At the rear, the existing kitchen/store/verandah to which the 1940 residence was added retains its early cladding of ripple iron under fibre cement planks on the external walls and a bathroom has been added to the south-western corner.

The cottage is a single storey building on stumps with an exposed timber frame, 290 mm wide chamferboard cladding and a hipped corrugated iron roof. It is a typical two room cottage with a 5 × 8 m core with rooms of unequal size and symmetrically placed openings. The verandahs with lower pitched incorporated skillion roofs are later additions: those to the front and rear are of equal width, the rear with a corner room; and a wider side verandah enclosed as two rooms with 180 mm wide chamferboards. A walkway with curved corrugated iron roof connects the cottage to the 1940 house.

The ancillary buildings to the south and east of the homestead and cottage are generic agricultural structures of basic design and construction built and modified since 1940. Most are timber framed, clad in corrugated iron or fibre cement sheeting and generally with concrete or earth floors. The former barracks building on the southern slope has a suspended timber floor and both it and the former stockman's house are clad in chamferboards with corrugated iron roofs.

Other components associated with the homestead are located at some distance from the main complex. The cemetery is located on the western side of the lagoon, about 500 m from the homestead and contains the graves of James and Kenneth James Atkinson. The headstones are surrounded by a fence of decorative cast iron and mild steel with the large marble headstone of James Atkinson clearly visible from the homestead site.

A small number of structures including the four bay shed have been erected on the property since the Atkinson occupation of the station.

== Heritage listing ==
Wairuna Homestead was listed on the Queensland Heritage Register on 9 August 2013 having satisfied the following criteria.

The place is important in demonstrating the evolution or pattern of Queensland's history.

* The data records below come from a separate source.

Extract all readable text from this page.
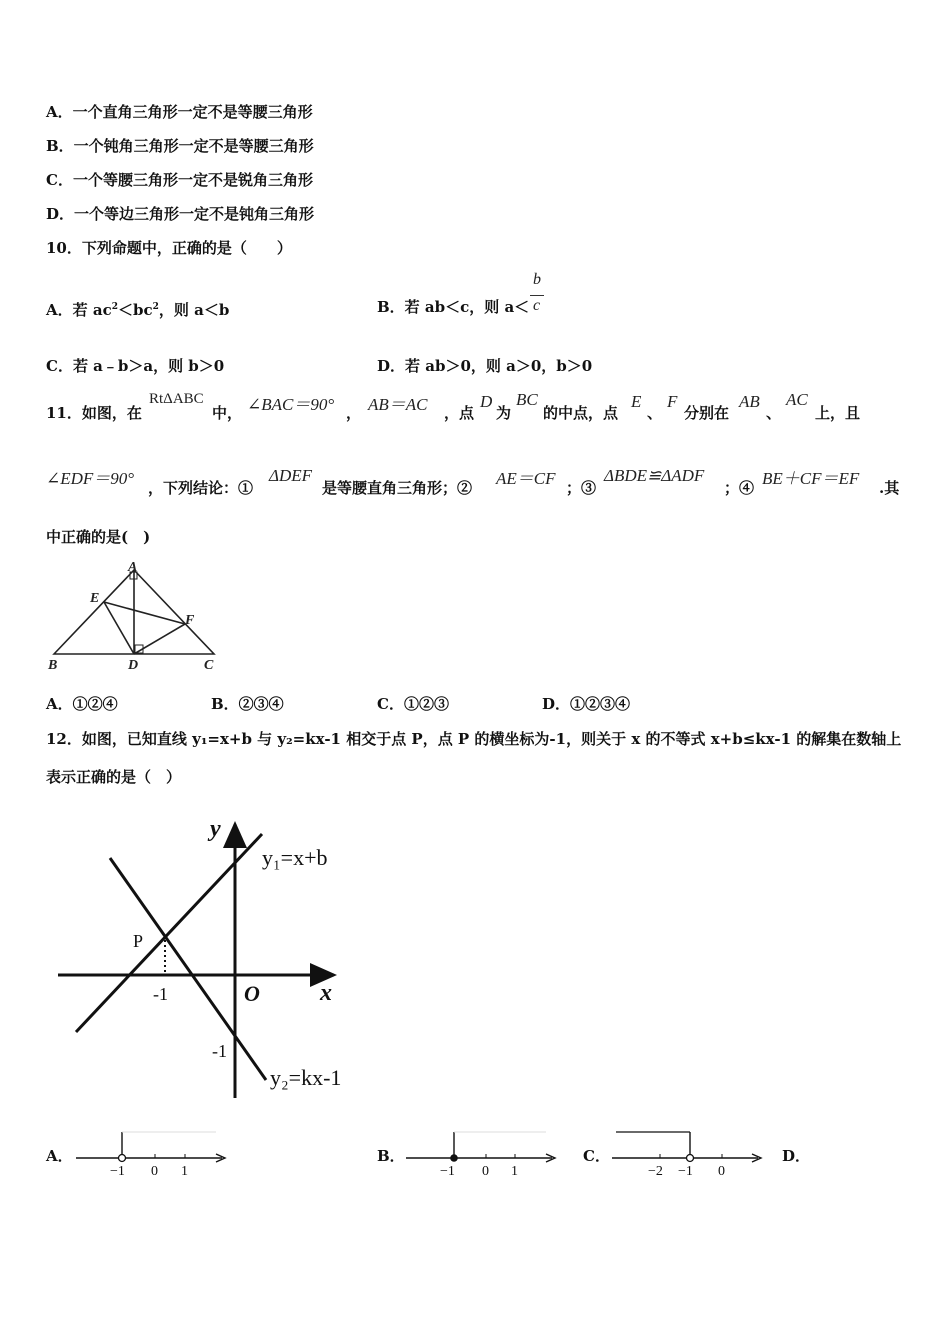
A．一个直角三角形一定不是等腰三角形
B．一个钝角三角形一定不是等腰三角形
C．一个等腰三角形一定不是锐角三角形
D．一个等边三角形一定不是钝角三角形
10．下列命题中，正确的是（　　）
A．若 $ac^2<bc^2$，则 a＜b	B．若 ab＜c，则 a＜
b
c
C．若 a﹣b＞a，则 b＞0	D．若 ab＞0，则 a＞0，b＞0
11．如图，在
RtΔABC
中， ∠BAC＝90° ， AB＝AC ，点
D
为
BC
的中点，点
E
、
F
分别在
AB
、
AC
上，且
∠EDF＝90° ，下列结论：①
ΔDEF
是等腰直角三角形；② AE＝CF ；③
ΔBDE≌ΔADF
；④ BE＋CF＝EF .其
中正确的是(　)
A
B	C
D
E
F
A．①②④	B．②③④	C．①②③	D．①②③④
12．如图，已知直线 y₁=x+b 与 y₂=kx-1 相交于点 P，点 P 的横坐标为-1，则关于 x 的不等式 x+b≤kx-1 的解集在数轴上
表示正确的是（　）
y
x
O
y₁=x+b
y₂=kx-1
P
-1
-1
A．
−1 0 1
B．
−1 0 1
C．
−2 −1 0
D．
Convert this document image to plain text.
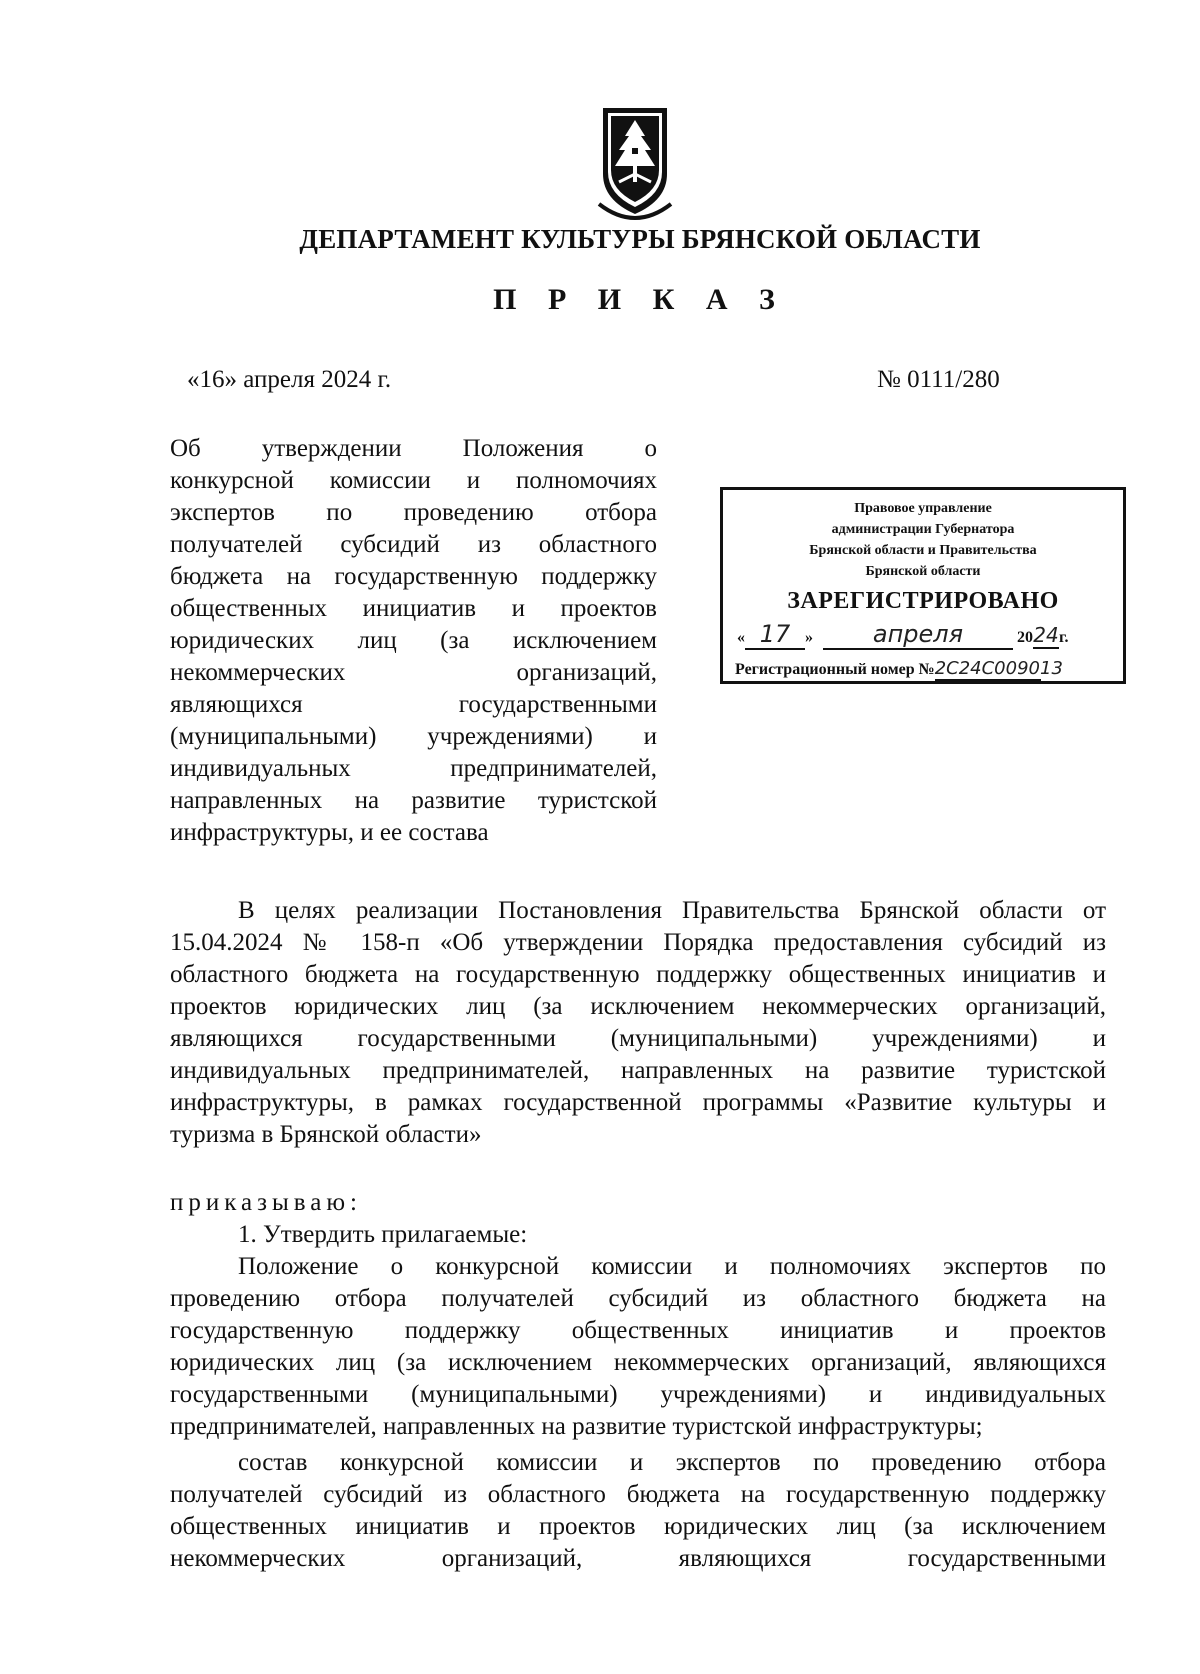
ДЕПАРТАМЕНТ КУЛЬТУРЫ БРЯНСКОЙ ОБЛАСТИ
П Р И К А З
«16» апреля 2024 г.	№ 0111/280
Об утверждении Положения о
конкурсной комиссии и полномочиях
экспертов по проведению отбора
получателей субсидий из областного
бюджета на государственную поддержку
общественных инициатив и проектов
юридических лиц (за исключением
некоммерческих организаций,
являющихся государственными
(муниципальными) учреждениями) и
индивидуальных предпринимателей,
направленных на развитие туристской
инфраструктуры, и ее состава
Правовое управление
администрации Губернатора
Брянской области и Правительства
Брянской области
ЗАРЕГИСТРИРОВАНО
« 17 » апреля	2024г.
Регистрационный номер №2С24С009013
В целях реализации Постановления Правительства Брянской области от
15.04.2024 № 158-п «Об утверждении Порядка предоставления субсидий из
областного бюджета на государственную поддержку общественных инициатив и
проектов юридических лиц (за исключением некоммерческих организаций,
являющихся государственными (муниципальными) учреждениями) и
индивидуальных предпринимателей, направленных на развитие туристской
инфраструктуры, в рамках государственной программы «Развитие культуры и
туризма в Брянской области»
приказываю:
1. Утвердить прилагаемые:
Положение о конкурсной комиссии и полномочиях экспертов по
проведению отбора получателей субсидий из областного бюджета на
государственную поддержку общественных инициатив и проектов
юридических лиц (за исключением некоммерческих организаций, являющихся
государственными (муниципальными) учреждениями) и индивидуальных
предпринимателей, направленных на развитие туристской инфраструктуры;
состав конкурсной комиссии и экспертов по проведению отбора
получателей субсидий из областного бюджета на государственную поддержку
общественных инициатив и проектов юридических лиц (за исключением
некоммерческих организаций, являющихся государственными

Wairuna Homestead with its complex of surviving structures and cemetery is important in Queensland history for its role in the development of Australia's beef cattle industry through early experimentation with Brahman cross-breeding and the creation of the Australian Brahman. These breeds have made an enormous contribution to the Australian beef cattle industry.

The place is important because of its aesthetic significance.

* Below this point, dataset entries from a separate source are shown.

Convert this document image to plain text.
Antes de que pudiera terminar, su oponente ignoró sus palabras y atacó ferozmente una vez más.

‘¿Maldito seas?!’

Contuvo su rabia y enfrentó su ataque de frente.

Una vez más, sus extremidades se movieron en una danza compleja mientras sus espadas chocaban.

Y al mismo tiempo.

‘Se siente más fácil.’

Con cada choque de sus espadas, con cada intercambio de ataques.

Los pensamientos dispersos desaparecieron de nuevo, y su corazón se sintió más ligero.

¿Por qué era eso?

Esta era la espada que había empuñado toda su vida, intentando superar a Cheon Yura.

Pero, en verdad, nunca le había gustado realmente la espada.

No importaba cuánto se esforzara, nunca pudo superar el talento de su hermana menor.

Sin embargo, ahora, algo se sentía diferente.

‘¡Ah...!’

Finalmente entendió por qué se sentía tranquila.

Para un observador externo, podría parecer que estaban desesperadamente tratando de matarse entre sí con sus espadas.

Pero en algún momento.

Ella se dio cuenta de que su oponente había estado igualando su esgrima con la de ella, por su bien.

The aesthetic value of Wairuna Homestead is derived from its setting and views. Located high on a flood-free knoll overlooking and almost surrounded by wildlife-filled lagoons encircled by low hills, the views to and from Wairuna Homestead evoke tranquillity and a sense of seclusion and remoteness.

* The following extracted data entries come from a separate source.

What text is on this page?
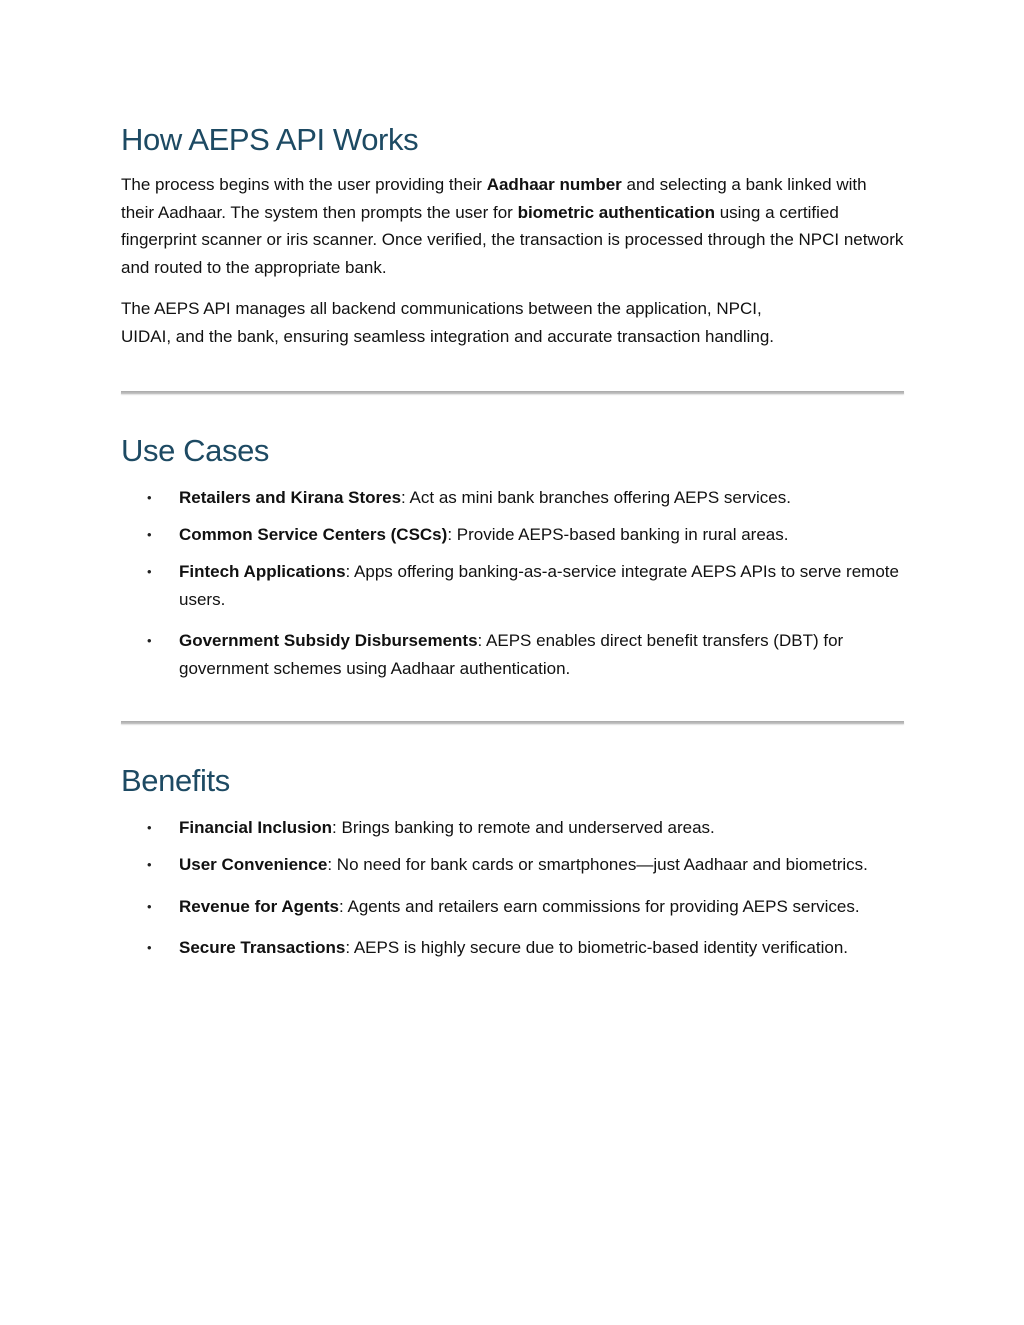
How AEPS API Works

The process begins with the user providing their Aadhaar number and selecting a bank linked with their Aadhaar. The system then prompts the user for biometric authentication using a certified fingerprint scanner or iris scanner. Once verified, the transaction is processed through the NPCI network and routed to the appropriate bank.

The AEPS API manages all backend communications between the application, NPCI,
UIDAI, and the bank, ensuring seamless integration and accurate transaction handling.

Use Cases
• Retailers and Kirana Stores: Act as mini bank branches offering AEPS services.
• Common Service Centers (CSCs): Provide AEPS-based banking in rural areas.
• Fintech Applications: Apps offering banking-as-a-service integrate AEPS APIs to serve remote users.
• Government Subsidy Disbursements: AEPS enables direct benefit transfers (DBT) for government schemes using Aadhaar authentication.
Benefits
• Financial Inclusion: Brings banking to remote and underserved areas.
• User Convenience: No need for bank cards or smartphones—just Aadhaar and biometrics.
• Revenue for Agents: Agents and retailers earn commissions for providing AEPS services.
• Secure Transactions: AEPS is highly secure due to biometric-based identity verification.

The place has a strong or special association with a particular community or cultural group for social, cultural or spiritual reasons.

Wairuna Homestead has a special association with descendants of James Atkinson, former employees and community members as a valued place of former employment, residence and connection. This has been demonstrated by the response from former residents, employees, the regional council and members of the wider Queensland community to the threatened demolition of homestead buildings in May 2013.

The place has a special association with the life or work of a particular person, group or organisation of importance in Queensland's history.

Wairuna Homestead is important for its association for 95 years with James Atkinson and his descendants, a family which made a significant contribution to Queensland's beef cattle industry.

Wairuna Homestead has a special association with Kenneth James Atkinson, who is of importance in Queensland's history through his role in the Brahman cross-breeding experimentation conducted by the Council for Scientific and Industrial Research (CSIR) (1930s-1950s); in the establishment and development of the Australian Brahman cattle breed; for his establishment of the Australian Brahman Breeders' Association of which he was foundation president (1946–1960); and for his role in the establishment of the North Queensland Saleyards Pty Ltd of which he was the founding chairman (1947–1976).